Gray and Gilchrist concur that it’s critical for the University’s microbiologists and other medical scientists to develop stronger ties with the National Veterinary Services Laboratory on the Iowa State University campus in Ames.

“Whether the threat comes from an international terrorist organization, a disgruntled individual, or a single-issue dissident group, the well-being of humanity is linked to the welfare of our animal population,” Gilchrist says. “Aside from the direct attack on agriculture and wildlife, an early diagnosis in an animal could tip off scientists to a human biological threat.”

Not many appreciated the threat and consequences of bioterrorism aimed at agriculture and animals until 2001, Gilchrist concedes, when attacks on the World Trade Center and the Pentagon thrust the Hygienic Laboratory into the media limelight.

Gilchrist and her staff found themselves at the center of an emotional maelstrom of questions from politicians, pundits, and the public about all forms of possible terrorist attack.

“People would stop me in the airport and tell me that when they saw we weren’t panicked, it helped them not panic,” Gilchrist says.

By their manner, Gilchrist and her staff delivered common sense along with information. They managed to prevent panic on the business front, too, investigating and dispelling anthrax concerns connected to a shipload of Iowa beef headed for Japan and an overseas shipment from the Cedar Rapids Rockwell International site.

“At times like this, it’s helpful to remember that knowledge is power,” says Gilchrist, who has been director of the lab since 1995. “With that in mind, we did our everyday job of staying in touch with Iowa public health officials, policy makers, and the public.”

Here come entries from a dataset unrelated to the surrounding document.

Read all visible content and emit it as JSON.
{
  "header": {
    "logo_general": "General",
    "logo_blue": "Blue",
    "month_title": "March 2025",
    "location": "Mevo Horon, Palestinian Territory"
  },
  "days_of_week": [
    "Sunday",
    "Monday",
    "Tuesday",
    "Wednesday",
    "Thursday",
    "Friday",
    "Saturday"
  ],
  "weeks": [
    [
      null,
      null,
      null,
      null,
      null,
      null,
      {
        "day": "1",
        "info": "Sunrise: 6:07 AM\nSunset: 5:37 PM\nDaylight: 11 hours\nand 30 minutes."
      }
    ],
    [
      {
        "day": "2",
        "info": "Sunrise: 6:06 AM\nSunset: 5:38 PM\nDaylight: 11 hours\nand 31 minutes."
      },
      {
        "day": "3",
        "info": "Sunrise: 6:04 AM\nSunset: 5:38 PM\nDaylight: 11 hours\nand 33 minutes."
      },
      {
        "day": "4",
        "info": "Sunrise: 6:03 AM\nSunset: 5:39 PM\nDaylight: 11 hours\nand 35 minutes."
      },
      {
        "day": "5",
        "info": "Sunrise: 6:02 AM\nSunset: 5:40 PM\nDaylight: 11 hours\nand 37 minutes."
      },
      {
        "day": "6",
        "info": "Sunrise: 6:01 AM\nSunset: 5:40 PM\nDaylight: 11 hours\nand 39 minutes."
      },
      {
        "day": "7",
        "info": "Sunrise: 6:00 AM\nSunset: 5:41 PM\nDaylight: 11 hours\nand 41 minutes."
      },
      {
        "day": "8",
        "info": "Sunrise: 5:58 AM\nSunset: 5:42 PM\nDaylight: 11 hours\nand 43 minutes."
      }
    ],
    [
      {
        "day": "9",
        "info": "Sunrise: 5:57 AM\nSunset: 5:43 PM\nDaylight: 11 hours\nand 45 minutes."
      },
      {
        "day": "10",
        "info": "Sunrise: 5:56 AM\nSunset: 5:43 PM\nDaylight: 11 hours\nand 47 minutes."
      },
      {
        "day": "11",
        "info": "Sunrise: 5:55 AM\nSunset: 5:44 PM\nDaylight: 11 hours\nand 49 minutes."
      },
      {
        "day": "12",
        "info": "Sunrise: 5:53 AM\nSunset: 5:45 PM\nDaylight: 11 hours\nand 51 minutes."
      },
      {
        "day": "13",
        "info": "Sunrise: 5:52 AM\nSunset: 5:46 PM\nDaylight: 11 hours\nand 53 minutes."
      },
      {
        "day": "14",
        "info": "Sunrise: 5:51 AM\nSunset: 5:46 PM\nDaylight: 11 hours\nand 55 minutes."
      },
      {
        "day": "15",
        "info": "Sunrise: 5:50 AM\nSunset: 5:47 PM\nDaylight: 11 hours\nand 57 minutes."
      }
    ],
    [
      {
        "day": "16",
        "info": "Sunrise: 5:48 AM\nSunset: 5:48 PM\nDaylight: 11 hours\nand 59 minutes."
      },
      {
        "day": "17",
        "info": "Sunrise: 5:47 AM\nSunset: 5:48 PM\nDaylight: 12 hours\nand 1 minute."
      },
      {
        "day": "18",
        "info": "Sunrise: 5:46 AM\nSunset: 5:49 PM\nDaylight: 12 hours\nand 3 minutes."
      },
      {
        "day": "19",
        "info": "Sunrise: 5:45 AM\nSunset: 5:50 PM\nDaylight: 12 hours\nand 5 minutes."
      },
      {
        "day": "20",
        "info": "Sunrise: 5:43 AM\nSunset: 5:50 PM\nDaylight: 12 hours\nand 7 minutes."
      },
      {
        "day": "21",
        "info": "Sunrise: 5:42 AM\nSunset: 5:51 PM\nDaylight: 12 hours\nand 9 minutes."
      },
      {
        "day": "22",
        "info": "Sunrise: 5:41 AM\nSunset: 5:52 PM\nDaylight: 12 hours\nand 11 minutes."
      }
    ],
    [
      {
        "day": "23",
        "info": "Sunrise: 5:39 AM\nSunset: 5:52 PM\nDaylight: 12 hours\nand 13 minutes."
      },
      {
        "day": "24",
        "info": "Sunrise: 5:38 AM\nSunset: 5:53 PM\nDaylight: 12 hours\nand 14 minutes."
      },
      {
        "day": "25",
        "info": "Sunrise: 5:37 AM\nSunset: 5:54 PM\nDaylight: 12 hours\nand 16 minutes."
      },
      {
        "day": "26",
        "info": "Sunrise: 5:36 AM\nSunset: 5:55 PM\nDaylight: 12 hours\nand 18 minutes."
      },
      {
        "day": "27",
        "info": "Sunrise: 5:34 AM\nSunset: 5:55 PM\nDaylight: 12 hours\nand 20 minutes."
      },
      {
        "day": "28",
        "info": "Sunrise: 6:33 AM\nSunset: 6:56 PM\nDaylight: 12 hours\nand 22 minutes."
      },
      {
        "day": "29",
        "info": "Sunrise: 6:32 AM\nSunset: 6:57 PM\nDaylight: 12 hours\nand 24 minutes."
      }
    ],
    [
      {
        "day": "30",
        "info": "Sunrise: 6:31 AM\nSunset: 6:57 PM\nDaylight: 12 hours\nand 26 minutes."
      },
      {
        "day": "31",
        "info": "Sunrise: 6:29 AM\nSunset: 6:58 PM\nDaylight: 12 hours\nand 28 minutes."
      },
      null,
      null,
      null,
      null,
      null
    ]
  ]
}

Gilchrist knows as well as any microbiologist that the world always will have to contend with invisible new enemies. To prepare, she has placed a priority on securing money for a new facility.

“This place wasn’t designed for this kind of work,” Gilchrist says of the building that requires a brisk 10-minute walk from her office to the farthest laboratory cubicle. Along miles of corridor on four floors, tiny rooms—where once the sick were interned—are stuffed with scopes, computers, centrifuges, and glass and plastic beakers and bottles. “If a large number of people were hurt by a biological agent right now, we would have to work around a lot obstacles to manage our response.”

Help is on the way. A $1.4 million federal funding request would launch the construction of a $24-million facility, and Gilchrist hopes to see the first spade dig into the new site before 2004. Not only would the funding enhance the lab’s ability to track disease, but the federal dollars also would establish the laboratory as the logical choice for a central operating base in the Midwest during a major biological attack. Within five hours of Chicago, Kansas City, Milwaukee, St. Louis, and Minneapolis, Iowa City is an ideal spot for a hub of laboratories responding to a threat, with proximity to the veterinary services in Ames an added advantage. And, as a small city, Iowa City is a less likely direct target than the Midwest’s larger municipalities.

With the potential for disease and death seemingly everywhere, it might be easy to worry. Still, Gilchrist submits that life is far better than it used to be.

“My great-grandmother, who was born in 1803, was orphaned by disease at the age of 13,” Gilchrist says. “She married at 16 and lost three children to cholera, diphtheria, and whooping cough. We’ve won some battles—which is not to say we’ll ever make disease disappear altogether. But that doesn’t mean we need be victims of our fear. It means we need to stay in touch with our common sense and gather reliable information. Realizing the scope of the risks will help us deal with them.”